A few weeks later a driver was shot knocking on a door in that area.

There was a camaraderie I enjoyed. Drivers came from all walks. One had been a schoolteacher. Another, a siding salesman who had a drinking problem. There were felons on probation and ministers whose churches couldn’t afford a pastor. There was a certain equality and acceptance of each other.

Especially at night, a driver is like a father confessor. People need a stranger they never expect to see again so they can unburden their troubles to someone. They don’t want advice so much as they just want someone to listen.

One night, though, a woman said she was looking for her husband who was off with another woman. She showed a gun and planned to kill him. As we drove we talked about their two children. I suggested she think about the good times she and her husband had, and how she would be taking a father and a mother from her children. He would be dead. She would be in prison.

She decided to go home and wait to talk to him.

Another time, about 3 AM, a pretty young nurse pulled into the parking lot where I was taking a break. She was near nervous exhaustion. Her husband had left her and she wanted . . .companionship. Being a somewhat cautious person, I called another more rambunctious driver to talk to her.

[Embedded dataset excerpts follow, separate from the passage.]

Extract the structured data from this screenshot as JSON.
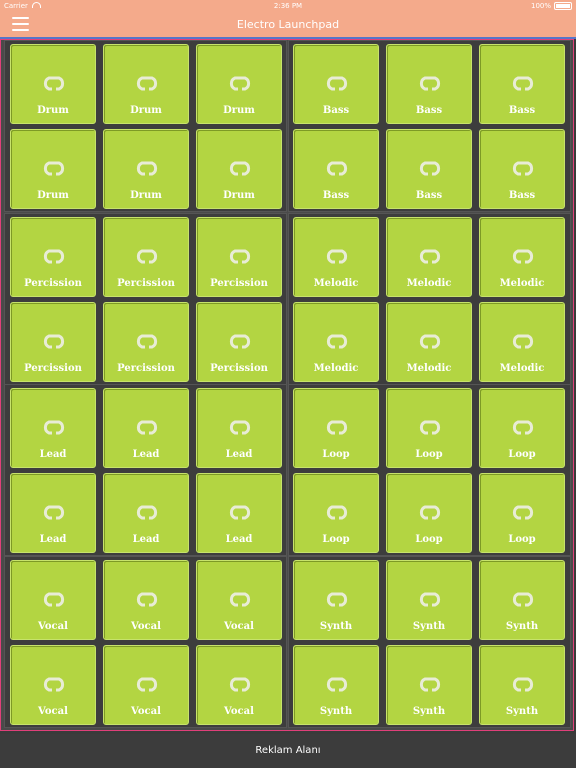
{
  "status": {
    "carrier": "Carrier",
    "time": "2:36 PM",
    "battery": "100%"
  },
  "nav": {
    "title": "Electro Launchpad"
  },
  "pads": [
    [
      "Drum",
      "Drum",
      "Drum",
      "Bass",
      "Bass",
      "Bass"
    ],
    [
      "Drum",
      "Drum",
      "Drum",
      "Bass",
      "Bass",
      "Bass"
    ],
    [
      "Percission",
      "Percission",
      "Percission",
      "Melodic",
      "Melodic",
      "Melodic"
    ],
    [
      "Percission",
      "Percission",
      "Percission",
      "Melodic",
      "Melodic",
      "Melodic"
    ],
    [
      "Lead",
      "Lead",
      "Lead",
      "Loop",
      "Loop",
      "Loop"
    ],
    [
      "Lead",
      "Lead",
      "Lead",
      "Loop",
      "Loop",
      "Loop"
    ],
    [
      "Vocal",
      "Vocal",
      "Vocal",
      "Synth",
      "Synth",
      "Synth"
    ],
    [
      "Vocal",
      "Vocal",
      "Vocal",
      "Synth",
      "Synth",
      "Synth"
    ]
  ],
  "footer": {
    "label": "Reklam Alanı"
  },
  "colors": {
    "pad": "#b3d542",
    "header": "#f4aa8b",
    "border": "#e0407a"
  },
  "icons": {
    "pad": "loop-ring-icon",
    "menu": "hamburger-icon"
  }
}
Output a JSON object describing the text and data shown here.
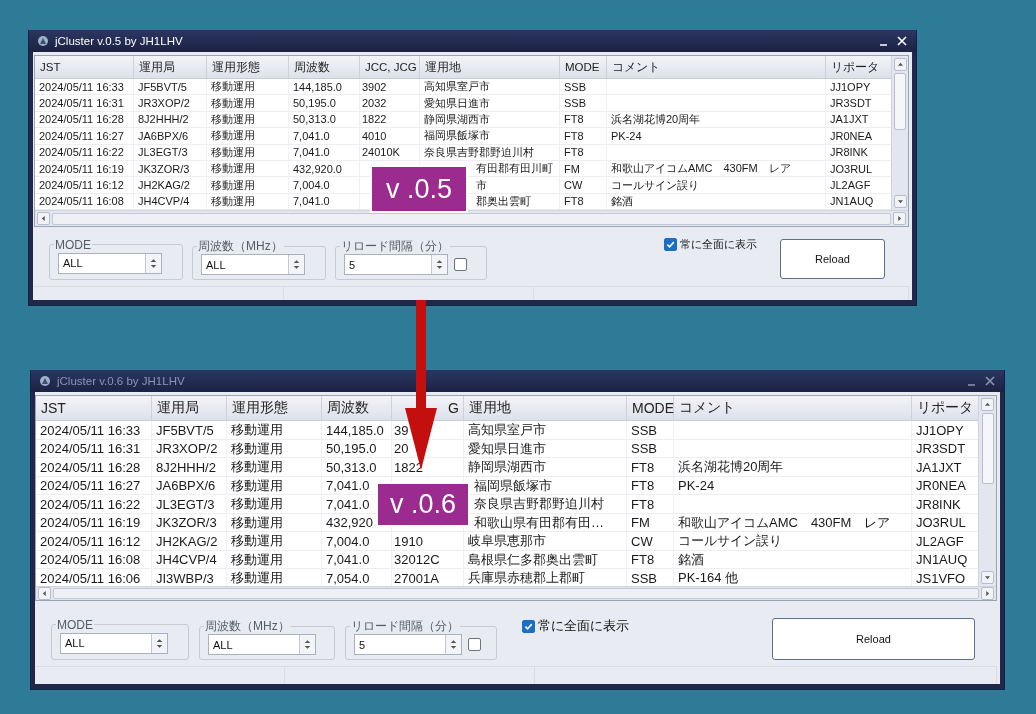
{
  "windows": [
    {
      "title": "jCluster v.0.5 by JH1LHV",
      "active": true,
      "version_label": "v .0.5",
      "table": {
        "columns": [
          {
            "label": "JST"
          },
          {
            "label": "運用局"
          },
          {
            "label": "運用形態"
          },
          {
            "label": "周波数"
          },
          {
            "label": "JCC, JCG"
          },
          {
            "label": "運用地"
          },
          {
            "label": "MODE"
          },
          {
            "label": "コメント"
          },
          {
            "label": "リポータ"
          }
        ],
        "rows": [
          {
            "covered": false,
            "cells": [
              "2024/05/11 16:33",
              "JF5BVT/5",
              "移動運用",
              "144,185.0",
              "3902",
              "高知県室戸市",
              "SSB",
              null,
              "JJ1OPY"
            ]
          },
          {
            "covered": false,
            "cells": [
              "2024/05/11 16:31",
              "JR3XOP/2",
              "移動運用",
              "50,195.0",
              "2032",
              "愛知県日進市",
              "SSB",
              null,
              "JR3SDT"
            ]
          },
          {
            "covered": false,
            "cells": [
              "2024/05/11 16:28",
              "8J2HHH/2",
              "移動運用",
              "50,313.0",
              "1822",
              "静岡県湖西市",
              "FT8",
              "浜名湖花博20周年",
              "JA1JXT"
            ]
          },
          {
            "covered": false,
            "cells": [
              "2024/05/11 16:27",
              "JA6BPX/6",
              "移動運用",
              "7,041.0",
              "4010",
              "福岡県飯塚市",
              "FT8",
              "PK-24",
              "JR0NEA"
            ]
          },
          {
            "covered": false,
            "cells": [
              "2024/05/11 16:22",
              "JL3EGT/3",
              "移動運用",
              "7,041.0",
              "24010K",
              "奈良県吉野郡野迫川村",
              "FT8",
              null,
              "JR8INK"
            ]
          },
          {
            "covered": true,
            "cells": [
              "2024/05/11 16:19",
              "JK3ZOR/3",
              "移動運用",
              "432,920.0",
              null,
              "有田郡有田川町",
              "FM",
              "和歌山アイコムAMC　430FM　レア",
              "JO3RUL"
            ]
          },
          {
            "covered": true,
            "cells": [
              "2024/05/11 16:12",
              "JH2KAG/2",
              "移動運用",
              "7,004.0",
              null,
              "市",
              "CW",
              "コールサイン誤り",
              "JL2AGF"
            ]
          },
          {
            "covered": true,
            "cells": [
              "2024/05/11 16:08",
              "JH4CVP/4",
              "移動運用",
              "7,041.0",
              null,
              "郡奥出雲町",
              "FT8",
              "銘酒",
              "JN1AUQ"
            ]
          }
        ]
      },
      "controls": {
        "groups": [
          {
            "label": "MODE",
            "value": "ALL"
          },
          {
            "label": "周波数（MHz）",
            "value": "ALL"
          },
          {
            "label": "リロード間隔（分）",
            "value": "5",
            "checkbox": {
              "checked": false
            }
          }
        ],
        "topmost": {
          "label": "常に全面に表示",
          "checked": true
        },
        "reload_button": "Reload"
      }
    },
    {
      "title": "jCluster v.0.6 by JH1LHV",
      "active": false,
      "version_label": "v .0.6",
      "table": {
        "columns": [
          {
            "label": "JST"
          },
          {
            "label": "運用局"
          },
          {
            "label": "運用形態"
          },
          {
            "label": "周波数"
          },
          {
            "label": "G"
          },
          {
            "label": "運用地"
          },
          {
            "label": "MODE"
          },
          {
            "label": "コメント"
          },
          {
            "label": "リポータ"
          }
        ],
        "rows": [
          {
            "covered": false,
            "cells": [
              "2024/05/11 16:33",
              "JF5BVT/5",
              "移動運用",
              "144,185.0",
              "39",
              "高知県室戸市",
              "SSB",
              null,
              "JJ1OPY"
            ]
          },
          {
            "covered": false,
            "cells": [
              "2024/05/11 16:31",
              "JR3XOP/2",
              "移動運用",
              "50,195.0",
              "20",
              "愛知県日進市",
              "SSB",
              null,
              "JR3SDT"
            ]
          },
          {
            "covered": false,
            "cells": [
              "2024/05/11 16:28",
              "8J2HHH/2",
              "移動運用",
              "50,313.0",
              "1822",
              "静岡県湖西市",
              "FT8",
              "浜名湖花博20周年",
              "JA1JXT"
            ]
          },
          {
            "covered": true,
            "cells": [
              "2024/05/11 16:27",
              "JA6BPX/6",
              "移動運用",
              "7,041.0",
              null,
              "福岡県飯塚市",
              "FT8",
              "PK-24",
              "JR0NEA"
            ]
          },
          {
            "covered": true,
            "cells": [
              "2024/05/11 16:22",
              "JL3EGT/3",
              "移動運用",
              "7,041.0",
              null,
              "奈良県吉野郡野迫川村",
              "FT8",
              null,
              "JR8INK"
            ]
          },
          {
            "covered": true,
            "cells": [
              "2024/05/11 16:19",
              "JK3ZOR/3",
              "移動運用",
              "432,920",
              null,
              "和歌山県有田郡有田…",
              "FM",
              "和歌山アイコムAMC　430FM　レア",
              "JO3RUL"
            ]
          },
          {
            "covered": false,
            "cells": [
              "2024/05/11 16:12",
              "JH2KAG/2",
              "移動運用",
              "7,004.0",
              "1910",
              "岐阜県恵那市",
              "CW",
              "コールサイン誤り",
              "JL2AGF"
            ]
          },
          {
            "covered": false,
            "cells": [
              "2024/05/11 16:08",
              "JH4CVP/4",
              "移動運用",
              "7,041.0",
              "32012C",
              "島根県仁多郡奥出雲町",
              "FT8",
              "銘酒",
              "JN1AUQ"
            ]
          },
          {
            "covered": false,
            "cells": [
              "2024/05/11 16:06",
              "JI3WBP/3",
              "移動運用",
              "7,054.0",
              "27001A",
              "兵庫県赤穂郡上郡町",
              "SSB",
              "PK-164 他",
              "JS1VFO"
            ]
          }
        ]
      },
      "controls": {
        "groups": [
          {
            "label": "MODE",
            "value": "ALL"
          },
          {
            "label": "周波数（MHz）",
            "value": "ALL"
          },
          {
            "label": "リロード間隔（分）",
            "value": "5",
            "checkbox": {
              "checked": false
            }
          }
        ],
        "topmost": {
          "label": "常に全面に表示",
          "checked": true
        },
        "reload_button": "Reload"
      }
    }
  ]
}
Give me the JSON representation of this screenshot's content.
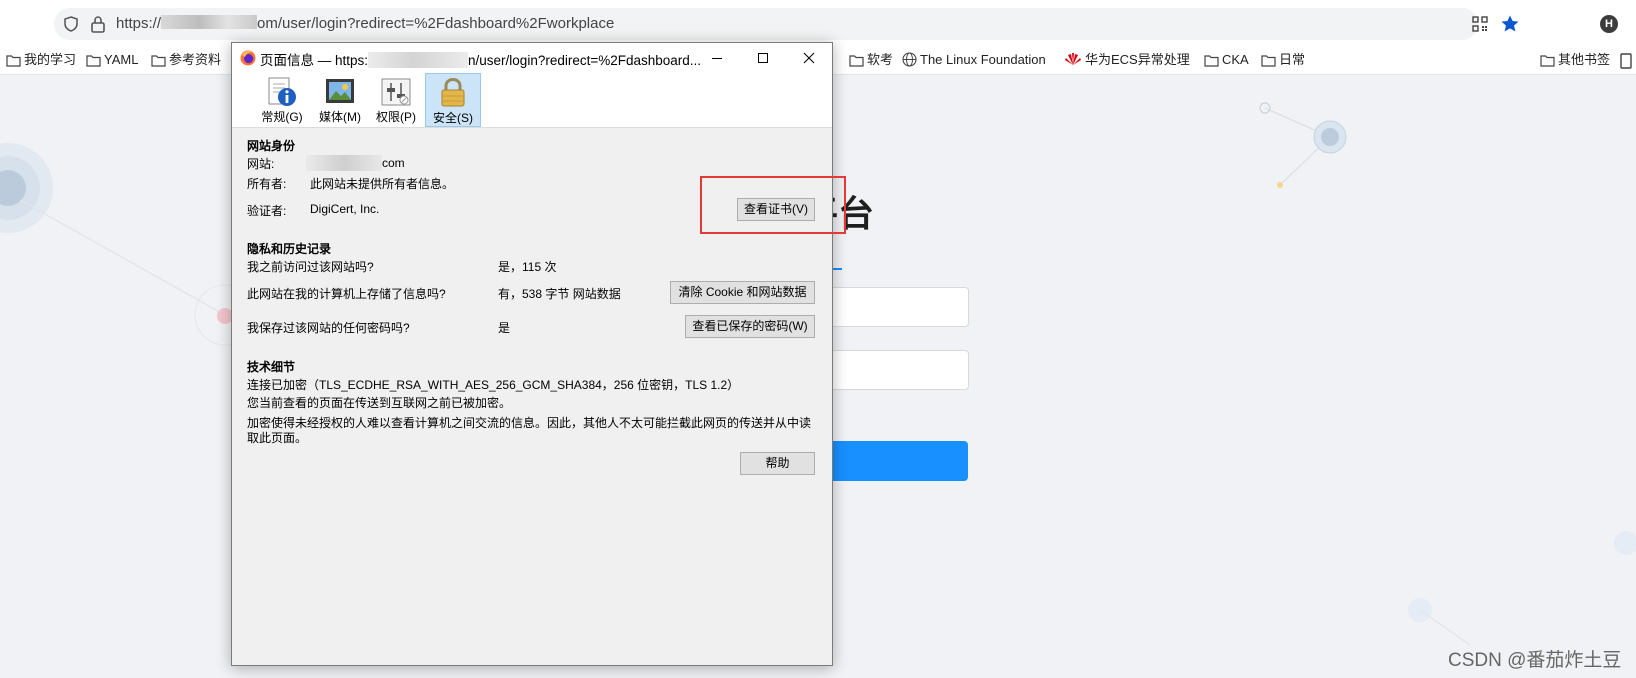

Once I carried a bank robber. I picked him up with his brief case at a phone booth. He looked like a businessman and directed me across town to a bank. He told me to wait in the lot near the bank while he went inside to "meet a friend." I read my paper and when he came back drove calmly away. He wanted to go to car dealer miles away.

As we drove off, police cars were flying around me, and I thought there must be a bad wreck. He paid me for the trip, added a modest trip and went inside the car showroom. That night I saw a picture that looked like my passenger and called an police officer I knew. "We already have him," he said. The passenger-robber had gone inside, peeled the wrappers off his stolen money and paid cash for a car. He also gave them his real name, driver’s license and phone number.

Behind the wheel of a cab you’re on your own. You must adjust to whoever is the passenger. A driver can make a lot of friends. He can make enemies. With no idea who is getting in the cab, the next passenger may be a doctor or lawyer, a drug dealer or a prostitute. He drives into a realm of dreams and nightmares he never knew existed.

Cab driving is said to be the second most dangerous job in the world, just behind a police officer. One driver friend was robbed, stuffed him in the cab trunk and shot twice through the trunk lid. He survived. Another friend--a friendly, quiet fellow didn't. He was discovered one morning behind the wheel of his cab with his throat cut.

A friend once asked me if I were afraid to drive. "If I were afraid," I said. "I wouldn’t do it." Maybe you could it being naïve, but I preferred to think I was trusting in God and the innate goodness of people

One thing I advised about driving a cab: you have to love driving and you must love people.

It was almost 30 years ago when I drove my first cab. I’ve done it off and on since. Whatever I do, I want to do the best I can. I enjoy it. It was fun--most of the time.